PANAMA CITY (Reuters) - Panama will throw former military leader Manuel Noriega in jail if he tries to return home after leaving a U.S. prison later this year, the government said on Wednesday.
A September 9 release date has been set for Noriega, who was captured by U.S. forces after the 1989 invasion of Panama and then jailed in Florida on charges that he let Colombian traffickers use Panama as a transit hub for U.S.-bound drugs.
His lawyer says Noriega, 70, wants to go home at the end of his 15 years behind bars to enjoy time with his grandchildren and fight a murder conviction against him.
“His whole life is in Panama and obviously he wants to return to Panama,” attorney Frank Rubino said, adding that Noriega is healthy and in good spirits.
Noriega was convicted in absentia by Panama’s courts for murder, and Justice Minister Olga Golcher said his reception might not be the one he hopes for.
“On entering the country and as a convict, he is immediately put at the order of the prison system,” Golcher told journalists.
She said Panama requested Noriega’s extradition from the United States in 1991 but was never given a reply.
“If the United States concedes it, we would have to take the corresponding measures to take charge of the detainee.
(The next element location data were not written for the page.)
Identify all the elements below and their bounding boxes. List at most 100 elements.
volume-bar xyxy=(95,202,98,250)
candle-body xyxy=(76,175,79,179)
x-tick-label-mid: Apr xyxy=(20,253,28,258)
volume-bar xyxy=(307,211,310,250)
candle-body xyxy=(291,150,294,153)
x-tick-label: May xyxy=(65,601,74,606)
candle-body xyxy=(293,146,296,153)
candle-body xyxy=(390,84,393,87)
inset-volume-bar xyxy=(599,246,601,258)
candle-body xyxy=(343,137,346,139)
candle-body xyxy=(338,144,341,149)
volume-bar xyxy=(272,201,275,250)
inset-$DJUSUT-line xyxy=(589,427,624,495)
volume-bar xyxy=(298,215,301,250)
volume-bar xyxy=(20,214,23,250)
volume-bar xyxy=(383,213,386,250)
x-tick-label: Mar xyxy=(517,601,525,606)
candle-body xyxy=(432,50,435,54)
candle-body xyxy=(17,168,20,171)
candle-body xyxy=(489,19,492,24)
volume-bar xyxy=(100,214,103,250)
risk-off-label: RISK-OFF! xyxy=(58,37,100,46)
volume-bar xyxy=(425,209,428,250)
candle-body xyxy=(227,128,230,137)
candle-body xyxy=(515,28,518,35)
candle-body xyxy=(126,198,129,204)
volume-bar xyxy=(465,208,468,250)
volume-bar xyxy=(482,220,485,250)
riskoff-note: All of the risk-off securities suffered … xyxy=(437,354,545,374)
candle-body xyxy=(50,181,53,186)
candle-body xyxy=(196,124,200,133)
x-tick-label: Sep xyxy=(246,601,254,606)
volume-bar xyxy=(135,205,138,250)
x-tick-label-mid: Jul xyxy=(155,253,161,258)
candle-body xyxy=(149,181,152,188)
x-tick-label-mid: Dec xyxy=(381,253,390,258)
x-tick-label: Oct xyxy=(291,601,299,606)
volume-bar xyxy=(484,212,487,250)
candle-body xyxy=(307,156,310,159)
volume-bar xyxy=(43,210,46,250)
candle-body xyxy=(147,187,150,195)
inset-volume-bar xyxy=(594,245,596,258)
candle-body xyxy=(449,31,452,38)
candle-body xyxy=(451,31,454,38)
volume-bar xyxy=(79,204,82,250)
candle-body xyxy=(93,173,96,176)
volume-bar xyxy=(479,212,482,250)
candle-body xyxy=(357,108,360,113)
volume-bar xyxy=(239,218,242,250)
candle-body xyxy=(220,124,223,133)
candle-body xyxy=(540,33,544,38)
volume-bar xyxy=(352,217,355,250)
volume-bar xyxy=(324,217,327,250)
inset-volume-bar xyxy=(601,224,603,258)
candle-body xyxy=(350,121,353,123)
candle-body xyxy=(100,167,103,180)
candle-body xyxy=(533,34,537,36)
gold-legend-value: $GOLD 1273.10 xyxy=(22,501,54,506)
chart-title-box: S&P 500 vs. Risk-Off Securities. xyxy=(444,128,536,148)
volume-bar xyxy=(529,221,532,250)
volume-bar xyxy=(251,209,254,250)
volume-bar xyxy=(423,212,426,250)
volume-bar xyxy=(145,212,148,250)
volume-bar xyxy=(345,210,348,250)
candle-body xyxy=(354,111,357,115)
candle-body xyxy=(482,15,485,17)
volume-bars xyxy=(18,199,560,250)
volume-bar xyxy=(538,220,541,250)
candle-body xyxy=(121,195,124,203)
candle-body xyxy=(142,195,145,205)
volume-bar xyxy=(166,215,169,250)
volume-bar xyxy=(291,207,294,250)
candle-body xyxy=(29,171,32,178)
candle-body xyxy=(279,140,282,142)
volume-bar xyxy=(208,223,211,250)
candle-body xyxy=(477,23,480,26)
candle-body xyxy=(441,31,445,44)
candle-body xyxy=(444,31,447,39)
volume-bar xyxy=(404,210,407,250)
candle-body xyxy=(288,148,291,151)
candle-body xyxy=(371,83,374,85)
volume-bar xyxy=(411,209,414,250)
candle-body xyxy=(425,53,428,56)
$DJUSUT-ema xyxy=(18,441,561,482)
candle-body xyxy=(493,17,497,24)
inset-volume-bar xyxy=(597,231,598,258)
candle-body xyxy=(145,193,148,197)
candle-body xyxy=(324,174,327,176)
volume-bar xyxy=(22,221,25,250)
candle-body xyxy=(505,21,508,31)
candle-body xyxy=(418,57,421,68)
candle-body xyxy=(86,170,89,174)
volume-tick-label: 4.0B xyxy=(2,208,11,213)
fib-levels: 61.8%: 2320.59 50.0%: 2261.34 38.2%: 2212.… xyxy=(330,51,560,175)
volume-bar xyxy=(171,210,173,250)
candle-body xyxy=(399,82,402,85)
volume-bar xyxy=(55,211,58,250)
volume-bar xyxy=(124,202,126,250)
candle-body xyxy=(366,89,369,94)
If they decide to deny it, the United States will have to see if it keeps him in the country and under what status, or if he goes to a third country.”
Noriega, who was Panama’s ruler from 1983 to 1989, wants to challenge his conviction in Panama for the 1985 torture-slaying of Hugo Spadafora, a doctor and journalist who was one of his most vocal critics. Noriega was convicted in absentia to 20 years in prison.
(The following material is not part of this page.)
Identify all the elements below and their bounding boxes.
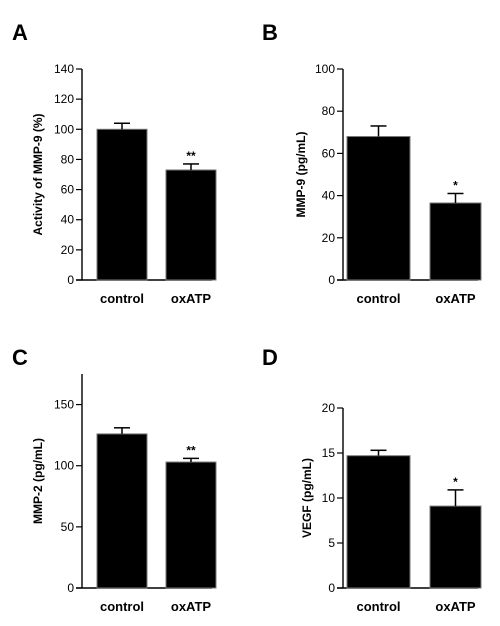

“He will move to reopen that case so he can clear himself,” his lawyer Rubino said.
U.S. forces invaded Panama late in 1989 to capture Noriega, a one-time ally turned foe. He holed up in the Vatican mission in Panama City before giving himself up on January 3, 1990.
He was convicted in a Miami federal court in 1992 of trafficking, racketeering and conspiracy. The original sentence was for 40 years but it was reduced to 30 years and he has been granted additional breaks for good behavior and time served.
Noriega was granted prisoner-of-war status and has served most of his time in a specially built 250-square-foot (23-square-metre) cell dubbed the “presidential suite.”